There are several strategies when it comes to managing currency risk. The ‘wait and see’ approach is favoured by those who believe and hope it all evens out in the end. However, it’s wise to consider factoring currency risks into an overall business risk analysis to understand the potential impact of foreign exchange rates on the balance sheet. It’s also important to remember that there is no one-size-fits-all approach.
Businesses should consider steering clear of traditional multi-currency budgets that become obsolete during market volatility and instead adapt quickly with a flexible budgeting approach that accommodates market changes. One of the first steps businesses can take is to identify the types of risk they may be exposing themselves to and then work towards a strategy based on those risks to meet business objectives.
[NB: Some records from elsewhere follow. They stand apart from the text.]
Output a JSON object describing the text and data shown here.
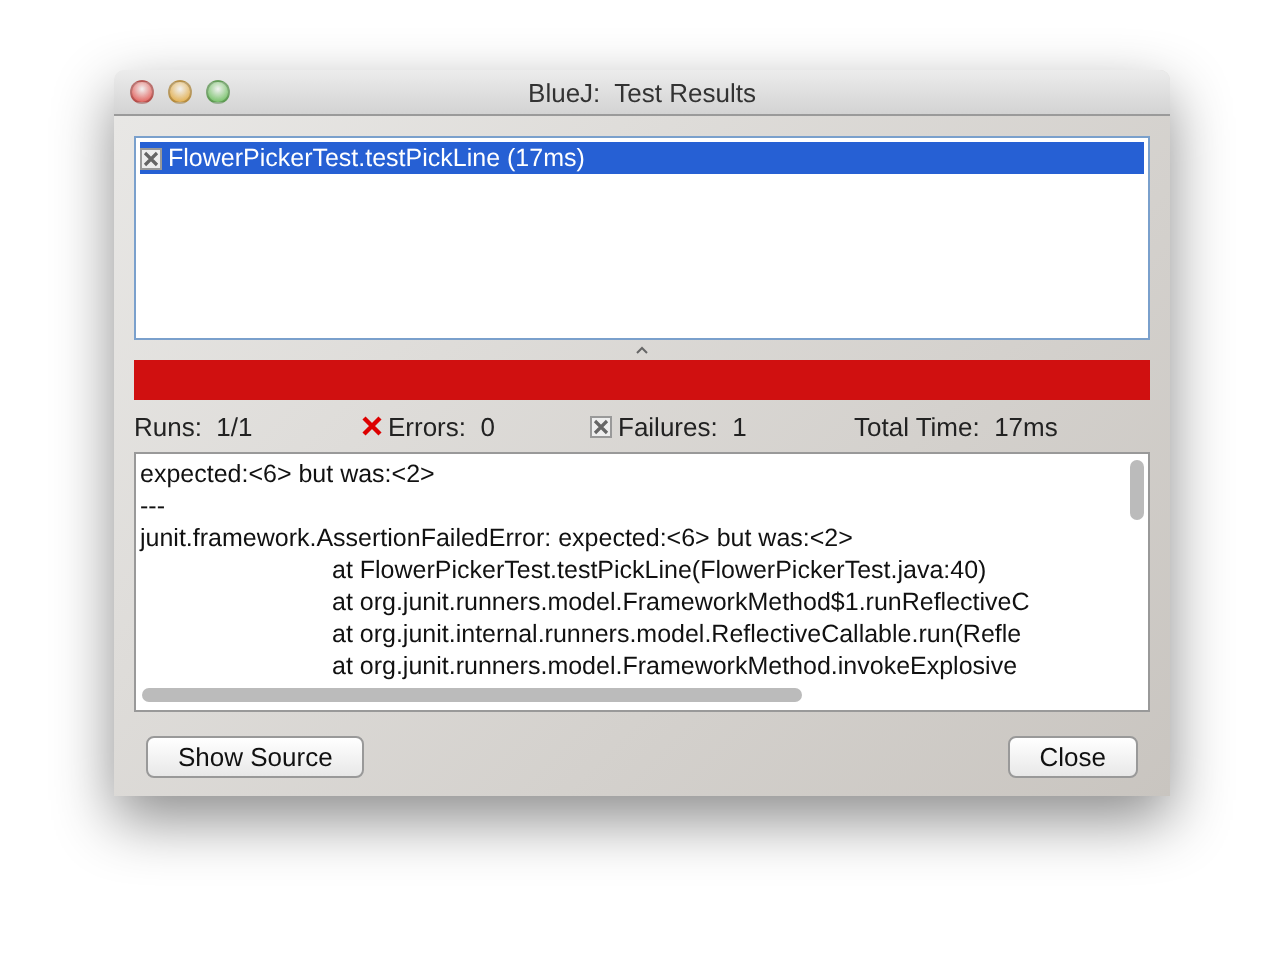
{
  "window": {
    "title": "BlueJ:  Test Results"
  },
  "tests": [
    {
      "name": "FlowerPickerTest.testPickLine (17ms)",
      "kind": "failure",
      "selected": true
    }
  ],
  "result_bar": {
    "kind": "failure"
  },
  "counters": [
    {
      "label": "Runs:",
      "value": "1/1"
    },
    {
      "label": "Errors:",
      "value": "0",
      "kind": "error"
    },
    {
      "label": "Failures:",
      "value": "1",
      "kind": "failure"
    },
    {
      "label": "Total Time:",
      "value": "17ms"
    }
  ],
  "trace": {
    "lines": [
      {
        "text": "expected:<6> but was:<2>",
        "indented": false
      },
      {
        "text": "---",
        "indented": false
      },
      {
        "text": "junit.framework.AssertionFailedError: expected:<6> but was:<2>",
        "indented": false
      },
      {
        "text": "at FlowerPickerTest.testPickLine(FlowerPickerTest.java:40)",
        "indented": true
      },
      {
        "text": "at org.junit.runners.model.FrameworkMethod$1.runReflectiveC",
        "indented": true
      },
      {
        "text": "at org.junit.internal.runners.model.ReflectiveCallable.run(Refle",
        "indented": true
      },
      {
        "text": "at org.junit.runners.model.FrameworkMethod.invokeExplosive",
        "indented": true
      }
    ]
  },
  "buttons": [
    {
      "label": "Show Source"
    },
    {
      "label": "Close"
    }
  ]
}
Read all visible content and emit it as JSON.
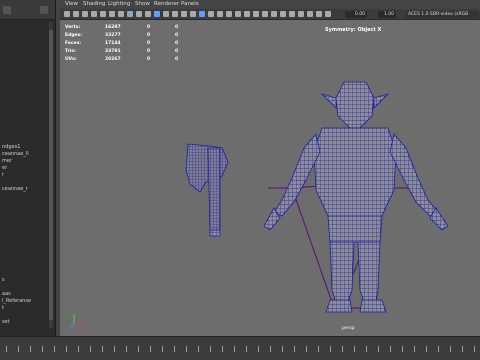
{
  "outliner": {
    "items": [
      "",
      "",
      "",
      "",
      "",
      "",
      "",
      "",
      "",
      "",
      "",
      "",
      "",
      "",
      "",
      "",
      "",
      "ndges1",
      "ceannae_ll",
      "mer",
      "er",
      "r",
      "",
      "ceannae_r",
      "",
      "",
      "",
      "",
      "",
      "",
      "",
      "",
      "",
      "",
      "",
      "",
      "s",
      "",
      "aas",
      "l_Referanse",
      "t",
      "",
      "set"
    ]
  },
  "menu": {
    "items": [
      "View",
      "Shading",
      "Lighting",
      "Show",
      "Renderer",
      "Panels"
    ]
  },
  "toolbar": {
    "field1": "0.00",
    "field2": "1.00",
    "colorspace": "ACES 1.0 SDR-video (sRGB"
  },
  "hud": {
    "rows": [
      {
        "label": "Verts:",
        "v1": "16287",
        "v2": "0",
        "v3": "0"
      },
      {
        "label": "Edges:",
        "v1": "33277",
        "v2": "0",
        "v3": "0"
      },
      {
        "label": "Faces:",
        "v1": "17144",
        "v2": "0",
        "v3": "0"
      },
      {
        "label": "Tris:",
        "v1": "33781",
        "v2": "0",
        "v3": "0"
      },
      {
        "label": "UVs:",
        "v1": "20267",
        "v2": "0",
        "v3": "0"
      }
    ]
  },
  "viewport": {
    "symmetry": "Symmetry: Object X",
    "camera": "persp"
  },
  "colors": {
    "viewport_bg": "#6d6d6d",
    "wire": "#1b1f9e",
    "bone": "#5a1070",
    "accent_blue": "#5aa0ff"
  },
  "timeline": {
    "labels": [
      "",
      "",
      "",
      "",
      "",
      "",
      "",
      "",
      "",
      "",
      "",
      "",
      ""
    ]
  }
}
Organisations operating across borders face an uncertain landscape that they must prepare for. Market volatility, coupled with the recent fluctuation of the Australian dollar, can affect financial performance and margin objectives. With inflation expected to peak at 7.75 per cent at the end of the year, combined with market volatility and supply chain disruptions, businesses should look to implement appropriate risk management strategies.
Setting up an adequate multi-currency budget can be a significant factor in helping businesses anticipate and respond to dynamic market conditions, maintain well-considered budgets, and meet goals for a successful future. By evaluating market dynamics and setting their budget and goals accordingly, businesses can avoid exchange rate surprises and make decisions. Working with a trusted advisor is valuable to help organisations plan effectively and deliver managed outcomes.